Eternal ravira à coup sûr une nouvelle fois les inconditionnels tant Stratovarius maîtrise son art : il n’y a qu’à entendre la vélocité des guitares de « Shine in the Dark » ou de « Rise Above It », ou encore le triomphant « My Eternal Dream » en ouverture de ce 16ème opus, pour s’en convaincre. Une flopée de titres plus puissants les uns que les autres viennent asseoir la réussite de ce dernier, que ce soit le vigoureux « Man in the Mirror », l’envoûtant « Lost Without a Trace » ou même l’épique « The Lost Saga », qui le clôt avec grandeur.

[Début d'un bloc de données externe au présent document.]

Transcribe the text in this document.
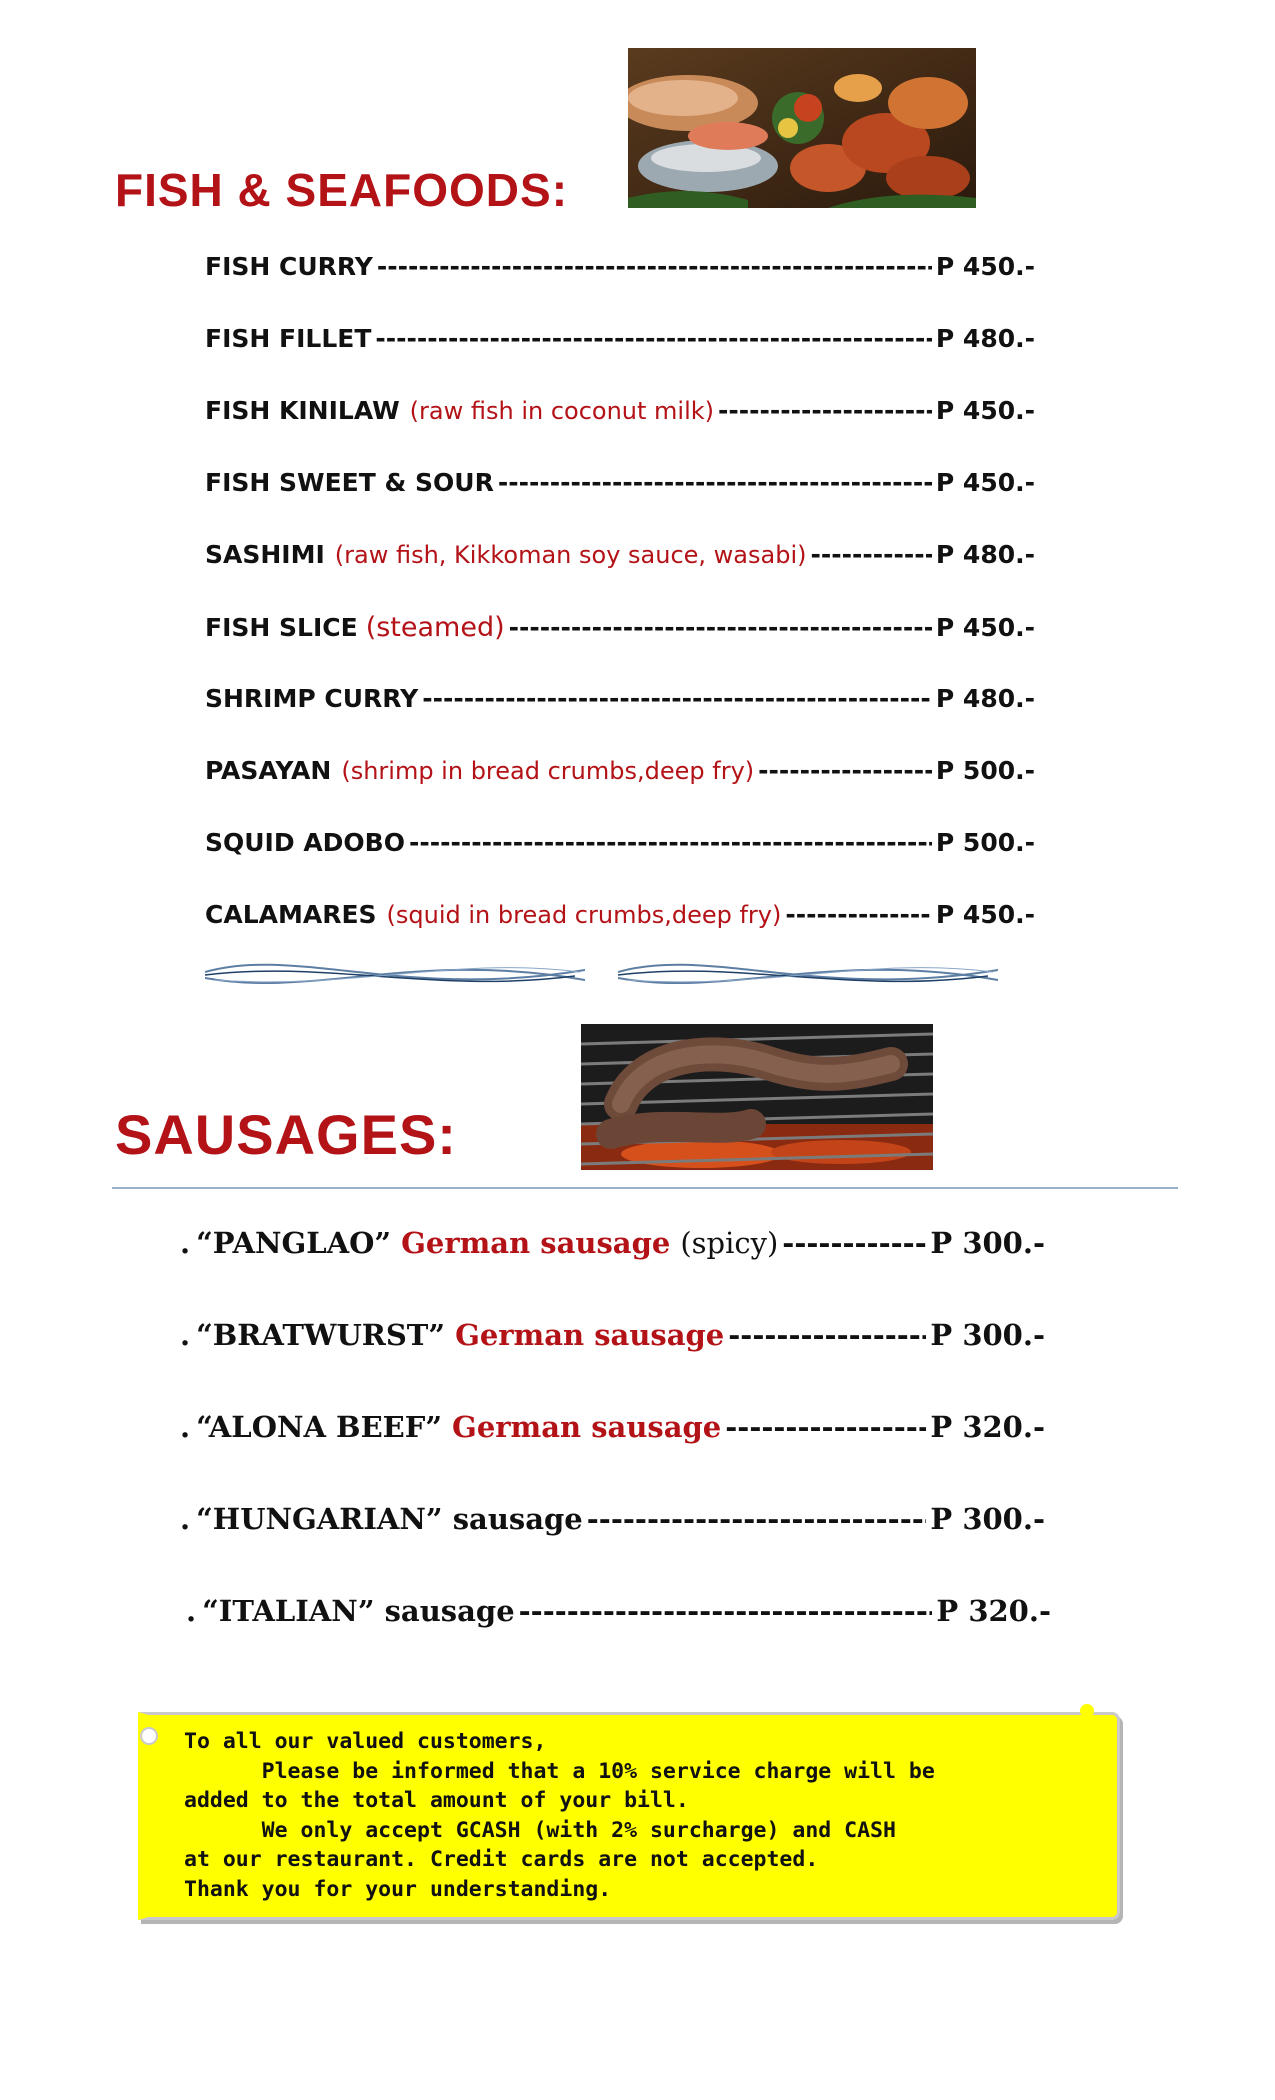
FISH & SEAFOODS:
FISH CURRY -----	P 450.-
FISH FILLET -----	P 480.-
FISH KINILAW (raw fish in coconut milk) -----	P 450.-
FISH SWEET & SOUR -----	P 450.-
SASHIMI (raw fish, Kikkoman soy sauce, wasabi) -----	P 480.-
FISH SLICE (steamed) -----	P 450.-
SHRIMP CURRY -----	P 480.-
PASAYAN (shrimp in bread crumbs,deep fry) -----	P 500.-
SQUID ADOBO -----	P 500.-
CALAMARES (squid in bread crumbs,deep fry) -----	P 450.-
SAUSAGES:
. “PANGLAO” German sausage (spicy) -----	P 300.-
. “BRATWURST” German sausage -----	P 300.-
. “ALONA BEEF” German sausage -----	P 320.-
. “HUNGARIAN” sausage -----	P 300.-
. “ITALIAN” sausage -----	P 320.-

To all our valued customers,

Please be informed that a 10% service charge will be

added to the total amount of your bill.

We only accept GCASH (with 2% surcharge) and CASH

at our restaurant. Credit cards are not accepted.

Thank you for your understanding.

Impossible de passer sous silence la virtuosité des musiciens entre qui règne une alchimie palpable, de l’infatigable batteur Rolfe Pilve au claviériste Jens Johansson, en passant par la basse millimétrée de Lauri Porra ou la guitare diabolique de Matias Kupiainen. Le tout pour un résultat des plus digestes, n’en déplaise aux détracteurs du genre. Tout juste regrettera t-on par endroits la faiblesse des paroles, parfois trop naïves, telles que celles de « Shine in the Dark ». Mais si Stratovarius a souvent été imité par de nombreux groupes de power metal par le passé, un constat saute aux oreilles à l’écoute de Eternal : ils sont encore loin d’être égalés.